Wir suchen nach Gründen, nach Ursachen für Ereignisse - zum Beispiel beim Krebs. Schadstoffe, ungesunde Lebensweise werden oft als Ursache für die Entstehung von Krebs angesehen. Doch Krebs lasse sich nicht vermeiden, er sei ein Zufallsprodukt und entstehe nur durch Zellmutation. Ohne Grund, unkontrollierbar, unvermeidbar. Sämtliche Vermeidungsstrategien führen letztlich nicht zum gewünschten Erfolg, sie machten das Leben höchstens mühsamer.

Gelassenheit als Schlüssel im Umgang mit dem Unvorhersehbaren


Horx plädiert für eine gelassenere Haltung und weniger Anspruchsdenken im Hinblick auf die Zukunft. Ganz im Sinne der rheinischen Weltsicht*: "Et kütt wie et kütt" und "Et hätt noch emmer joot jejange". Die Strategie, potenzielle Risiken zu suchen und vermeiden, gehöre in die Steinzeit und mache nur dort wirklich Sinn. Heutzutage sollten wir die Chancen suchen, sehen und nutzen.

Die (Um-)Welt ist in Horx' Augen ein viel robusteres und komplexeres System als wir üblicherweise denken. Neue Techniken, bewussterer Umgang mit vorhandenen Ressourcen - immer wieder habe sich gezeigt, dass die viel beschworenen Untergangsszenarien letztlich zu simplifizierend ausgelegt waren und sind. Was kommt, ist nur bedingt vorhersehbar.
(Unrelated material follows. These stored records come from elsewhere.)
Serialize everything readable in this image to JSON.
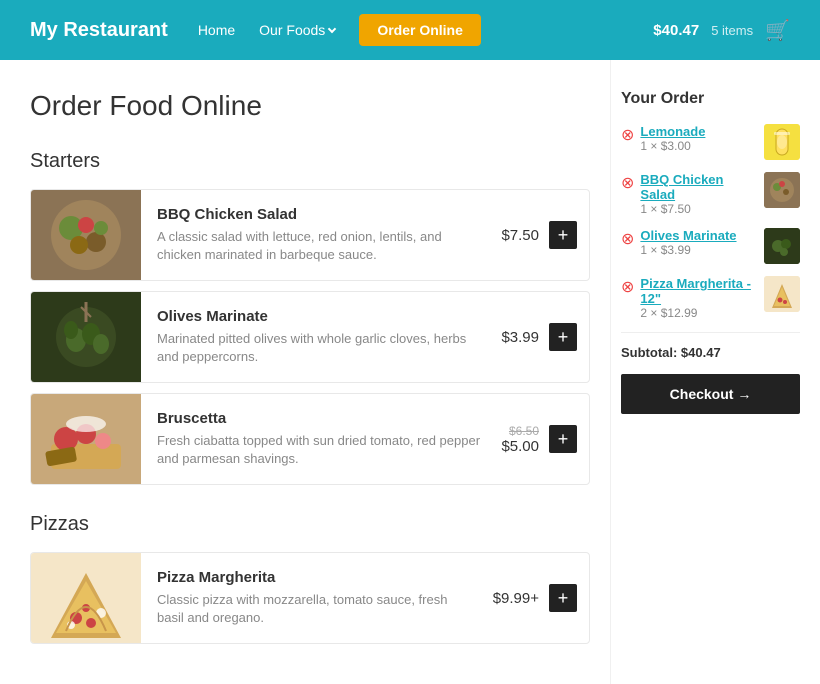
{
  "header": {
    "logo": "My Restaurant",
    "nav": [
      {
        "label": "Home",
        "href": "#"
      },
      {
        "label": "Our Foods",
        "href": "#",
        "dropdown": true
      },
      {
        "label": "Order Online",
        "href": "#",
        "active": true
      }
    ],
    "cart": {
      "amount": "$40.47",
      "items_label": "5 items"
    }
  },
  "page": {
    "title": "Order Food Online"
  },
  "menu": {
    "sections": [
      {
        "title": "Starters",
        "items": [
          {
            "name": "BBQ Chicken Salad",
            "description": "A classic salad with lettuce, red onion, lentils, and chicken marinated in barbeque sauce.",
            "price": "$7.50",
            "price_old": null,
            "add_label": "+"
          },
          {
            "name": "Olives Marinate",
            "description": "Marinated pitted olives with whole garlic cloves, herbs and peppercorns.",
            "price": "$3.99",
            "price_old": null,
            "add_label": "+"
          },
          {
            "name": "Bruscetta",
            "description": "Fresh ciabatta topped with sun dried tomato, red pepper and parmesan shavings.",
            "price": "$5.00",
            "price_old": "$6.50",
            "add_label": "+"
          }
        ]
      },
      {
        "title": "Pizzas",
        "items": [
          {
            "name": "Pizza Margherita",
            "description": "Classic pizza with mozzarella, tomato sauce, fresh basil and oregano.",
            "price": "$9.99+",
            "price_old": null,
            "add_label": "+"
          }
        ]
      }
    ]
  },
  "order": {
    "title": "Your Order",
    "items": [
      {
        "name": "Lemonade",
        "qty_label": "1 × $3.00"
      },
      {
        "name": "BBQ Chicken Salad",
        "qty_label": "1 × $7.50"
      },
      {
        "name": "Olives Marinate",
        "qty_label": "1 × $3.99"
      },
      {
        "name": "Pizza Margherita - 12\"",
        "qty_label": "2 × $12.99"
      }
    ],
    "subtotal_label": "Subtotal: $40.47",
    "checkout_label": "Checkout →"
  }
}
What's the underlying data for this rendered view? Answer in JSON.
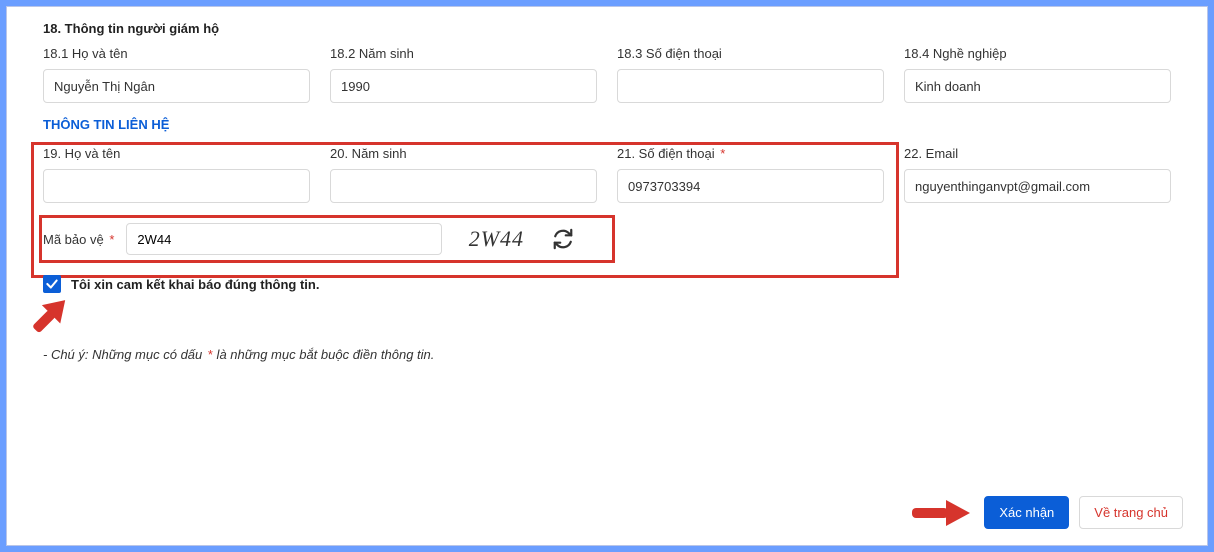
{
  "section18": {
    "title": "18. Thông tin người giám hộ",
    "fields": {
      "fullname": {
        "label": "18.1 Họ và tên",
        "value": "Nguyễn Thị Ngân"
      },
      "birthyear": {
        "label": "18.2 Năm sinh",
        "value": "1990"
      },
      "phone": {
        "label": "18.3 Số điện thoại",
        "value": ""
      },
      "job": {
        "label": "18.4 Nghề nghiệp",
        "value": "Kinh doanh"
      }
    }
  },
  "contact": {
    "title": "THÔNG TIN LIÊN HỆ",
    "fields": {
      "fullname": {
        "label": "19. Họ và tên",
        "value": ""
      },
      "birthyear": {
        "label": "20. Năm sinh",
        "value": ""
      },
      "phone": {
        "label": "21. Số điện thoại",
        "value": "0973703394",
        "required": true
      },
      "email": {
        "label": "22. Email",
        "value": "nguyenthinganvpt@gmail.com"
      }
    }
  },
  "captcha": {
    "label": "Mã bảo vệ",
    "required": true,
    "value": "2W44",
    "image_text": "2W44"
  },
  "commitment": {
    "checked": true,
    "text": "Tôi xin cam kết khai báo đúng thông tin."
  },
  "note": {
    "prefix": "- Chú ý: Những mục có dấu ",
    "star": "*",
    "suffix": " là những mục bắt buộc điền thông tin."
  },
  "buttons": {
    "confirm": "Xác nhận",
    "home": "Về trang chủ"
  }
}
Gelassenheit und ein Loslassen im stoischen Sinne führen zu mehr Lebensmut und weniger Sorgen um die Zukunft. Im Klappentext formuliert Horx es so: "Es geht um unsere Haltung zur Zukunft, um magisches Denken, um Irrtümer, Selbsttäuschungen und ihre Überwindung."

Mein Eindruck und Fazit


Gelassenheit, Vertrauen und Optimismus sind durchaus erstrebenswert, sofern sie nicht in Gutgläubigkeit, Naivität und Leichtsinn umschlagen. Da wir aber offensichtlich in der Masse dazu neigen, das Negative stärker zu sehen und gewichten, ist Horx' Aufruf zum "klugen Umgang mit dem Unvorhersehbaren" durchaus berechtigt. Ob die auf über 300 Buchseiten ausgeführten Beispiele notwendig und geeignet sind, um die eigenen Zukunftsängste überwinden zu lernen, mag jeder für sich entscheiden.

Manche Ideen und Schilderungen empfand ich als anregend und nachdenkenswert, manches als eher weitschweifig und ermüdend. Insofern kein uneingeschränkter Lesetipp von mir, aber doch ein Aufruf, sich mit diesem Thema zu beschäftigen.